🤖 AI Summary
The absence of standardized benchmarks for quantifying carbon emissions in large language model (LLM) inference services hinders fair, cross-model, cross-configuration, and cross-hardware sustainability evaluation.
Method: This paper introduces FUEL, the first Functional Unit (FU)-driven carbon impact assessment framework. FUEL unifies environmental impact measurement by mapping it to a standardized FU—“one effective inference task”—enabling comparable carbon accounting across models, configurations, and hardware platforms. It integrates FU-based modeling, cradle-to-gate carbon footprint analysis, and multi-dimensional empirical benchmarking (latency, energy consumption, CO₂-equivalent emissions).

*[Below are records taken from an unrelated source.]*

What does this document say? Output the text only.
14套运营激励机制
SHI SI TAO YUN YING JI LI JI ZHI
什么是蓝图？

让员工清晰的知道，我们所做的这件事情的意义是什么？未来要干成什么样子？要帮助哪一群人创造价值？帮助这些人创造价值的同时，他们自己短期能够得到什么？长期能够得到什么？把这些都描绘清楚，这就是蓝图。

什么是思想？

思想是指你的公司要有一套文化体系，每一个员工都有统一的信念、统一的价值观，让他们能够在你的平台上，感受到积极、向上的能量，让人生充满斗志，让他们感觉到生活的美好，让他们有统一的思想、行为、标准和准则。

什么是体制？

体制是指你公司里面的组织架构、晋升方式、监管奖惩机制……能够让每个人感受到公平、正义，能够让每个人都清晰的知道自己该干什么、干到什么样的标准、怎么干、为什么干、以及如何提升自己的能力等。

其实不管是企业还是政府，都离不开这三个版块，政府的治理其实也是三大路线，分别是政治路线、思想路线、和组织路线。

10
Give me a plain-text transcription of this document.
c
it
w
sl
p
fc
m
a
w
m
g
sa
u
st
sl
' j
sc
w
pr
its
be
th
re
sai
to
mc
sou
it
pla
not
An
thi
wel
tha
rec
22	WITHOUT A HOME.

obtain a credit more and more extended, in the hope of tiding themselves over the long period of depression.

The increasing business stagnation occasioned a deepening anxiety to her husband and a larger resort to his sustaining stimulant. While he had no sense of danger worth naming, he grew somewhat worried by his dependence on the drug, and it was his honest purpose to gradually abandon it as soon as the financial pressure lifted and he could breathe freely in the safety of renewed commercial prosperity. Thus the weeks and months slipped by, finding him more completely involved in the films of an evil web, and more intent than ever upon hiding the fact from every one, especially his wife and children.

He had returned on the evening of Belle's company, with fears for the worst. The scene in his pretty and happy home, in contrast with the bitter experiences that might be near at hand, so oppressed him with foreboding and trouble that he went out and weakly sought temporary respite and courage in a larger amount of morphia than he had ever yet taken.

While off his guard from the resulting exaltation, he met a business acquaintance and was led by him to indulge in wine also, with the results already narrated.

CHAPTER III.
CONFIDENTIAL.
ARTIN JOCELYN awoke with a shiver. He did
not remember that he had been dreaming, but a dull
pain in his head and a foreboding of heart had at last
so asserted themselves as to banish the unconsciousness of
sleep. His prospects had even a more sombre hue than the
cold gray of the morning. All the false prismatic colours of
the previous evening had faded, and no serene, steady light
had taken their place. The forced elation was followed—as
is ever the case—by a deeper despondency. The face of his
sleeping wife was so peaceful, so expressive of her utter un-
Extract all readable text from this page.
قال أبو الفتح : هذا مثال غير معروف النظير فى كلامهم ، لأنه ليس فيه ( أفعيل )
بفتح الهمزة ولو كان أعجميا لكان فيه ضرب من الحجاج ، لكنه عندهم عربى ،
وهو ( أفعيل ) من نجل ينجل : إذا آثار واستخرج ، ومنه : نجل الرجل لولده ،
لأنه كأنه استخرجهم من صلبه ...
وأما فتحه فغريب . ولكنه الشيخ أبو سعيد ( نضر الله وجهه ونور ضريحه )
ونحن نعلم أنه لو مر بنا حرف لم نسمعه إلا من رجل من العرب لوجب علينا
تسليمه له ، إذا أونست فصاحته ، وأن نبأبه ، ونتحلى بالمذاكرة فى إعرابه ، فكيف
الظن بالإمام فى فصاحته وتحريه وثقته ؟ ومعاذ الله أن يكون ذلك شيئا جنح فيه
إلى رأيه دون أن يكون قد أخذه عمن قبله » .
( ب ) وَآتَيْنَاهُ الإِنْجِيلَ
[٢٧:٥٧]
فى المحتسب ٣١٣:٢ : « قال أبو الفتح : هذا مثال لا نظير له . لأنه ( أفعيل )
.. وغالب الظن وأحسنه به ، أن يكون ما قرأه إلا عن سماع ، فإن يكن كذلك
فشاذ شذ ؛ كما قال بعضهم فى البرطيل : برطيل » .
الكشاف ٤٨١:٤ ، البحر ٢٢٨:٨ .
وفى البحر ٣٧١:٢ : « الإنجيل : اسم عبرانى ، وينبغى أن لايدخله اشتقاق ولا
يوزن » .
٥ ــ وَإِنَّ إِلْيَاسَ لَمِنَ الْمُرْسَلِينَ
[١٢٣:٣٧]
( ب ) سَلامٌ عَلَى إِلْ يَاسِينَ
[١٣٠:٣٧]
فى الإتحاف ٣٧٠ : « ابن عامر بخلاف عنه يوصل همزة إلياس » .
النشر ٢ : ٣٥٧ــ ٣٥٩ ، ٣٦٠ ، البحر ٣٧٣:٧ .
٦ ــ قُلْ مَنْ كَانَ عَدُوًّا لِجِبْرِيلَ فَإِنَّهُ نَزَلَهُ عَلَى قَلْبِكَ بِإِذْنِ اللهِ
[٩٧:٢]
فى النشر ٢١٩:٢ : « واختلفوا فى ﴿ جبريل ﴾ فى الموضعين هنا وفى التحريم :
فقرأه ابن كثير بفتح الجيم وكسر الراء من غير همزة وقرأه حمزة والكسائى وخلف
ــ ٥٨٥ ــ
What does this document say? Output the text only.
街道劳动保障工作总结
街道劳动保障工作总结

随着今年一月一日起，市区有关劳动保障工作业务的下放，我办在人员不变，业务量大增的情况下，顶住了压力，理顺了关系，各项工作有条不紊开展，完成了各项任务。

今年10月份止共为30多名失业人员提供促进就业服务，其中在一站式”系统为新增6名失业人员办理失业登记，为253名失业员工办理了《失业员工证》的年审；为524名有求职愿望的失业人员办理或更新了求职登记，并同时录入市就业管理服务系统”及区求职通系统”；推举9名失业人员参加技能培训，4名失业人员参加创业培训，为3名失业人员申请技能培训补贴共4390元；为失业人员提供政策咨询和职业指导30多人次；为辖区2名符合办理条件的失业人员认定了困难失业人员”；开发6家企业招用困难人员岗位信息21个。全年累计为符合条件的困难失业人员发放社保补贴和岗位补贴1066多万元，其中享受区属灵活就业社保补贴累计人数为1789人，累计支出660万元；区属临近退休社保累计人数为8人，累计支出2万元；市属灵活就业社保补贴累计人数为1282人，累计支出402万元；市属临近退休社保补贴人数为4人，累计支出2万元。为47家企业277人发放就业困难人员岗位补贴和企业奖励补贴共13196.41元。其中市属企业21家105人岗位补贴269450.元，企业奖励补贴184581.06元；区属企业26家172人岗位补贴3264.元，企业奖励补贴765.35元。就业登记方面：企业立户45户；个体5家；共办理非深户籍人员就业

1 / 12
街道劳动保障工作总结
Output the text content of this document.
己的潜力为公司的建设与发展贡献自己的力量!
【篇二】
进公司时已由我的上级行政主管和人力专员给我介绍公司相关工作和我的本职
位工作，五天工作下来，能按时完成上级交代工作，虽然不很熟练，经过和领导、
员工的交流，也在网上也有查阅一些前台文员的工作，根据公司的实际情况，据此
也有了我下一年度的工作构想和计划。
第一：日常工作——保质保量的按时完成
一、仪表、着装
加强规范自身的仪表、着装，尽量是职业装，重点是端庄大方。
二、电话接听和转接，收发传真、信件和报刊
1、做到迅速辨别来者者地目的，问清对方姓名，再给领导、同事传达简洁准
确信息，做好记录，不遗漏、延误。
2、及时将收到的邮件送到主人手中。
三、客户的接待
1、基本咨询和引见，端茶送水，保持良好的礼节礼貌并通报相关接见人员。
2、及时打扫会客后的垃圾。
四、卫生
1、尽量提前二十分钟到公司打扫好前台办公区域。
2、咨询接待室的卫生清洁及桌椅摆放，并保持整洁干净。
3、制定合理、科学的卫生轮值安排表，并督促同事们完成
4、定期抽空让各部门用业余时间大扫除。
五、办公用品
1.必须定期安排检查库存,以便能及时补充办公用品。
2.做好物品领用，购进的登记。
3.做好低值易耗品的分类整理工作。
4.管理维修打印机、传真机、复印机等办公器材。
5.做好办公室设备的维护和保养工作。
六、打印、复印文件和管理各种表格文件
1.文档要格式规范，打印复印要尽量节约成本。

Contribution/Results: FUEL establishes a standardized FU-based metric paradigm; empirically uncovers sustainability trade-offs among model scale, quantization precision, and hardware selection; and demonstrates that synergistic optimization—including model lightweighting, operator-level acceleration, and hardware-aware deployment—reduces service carbon emissions by 30–65%. FUEL provides a reusable evaluation standard and systematic optimization methodology for green AI.
📝 Abstract
Large language models (LLMs) offer powerful capabilities but come with significant environmental costs, particularly in carbon emissions. Existing studies benchmark these emissions but lack a standardized basis for comparison across models. To address this, we introduce the concept of a functional unit (FU) and develop FUEL, the first FU-based framework for evaluating LLM serving's environmental impact. Through case studies on model size, quantization, and hardware, we uncover key trade-offs in sustainability. Our findings highlight the potential for reducing carbon emissions by optimizing model selection, deployment strategies, and hardware choices, paving the way for more sustainable AI infrastructure.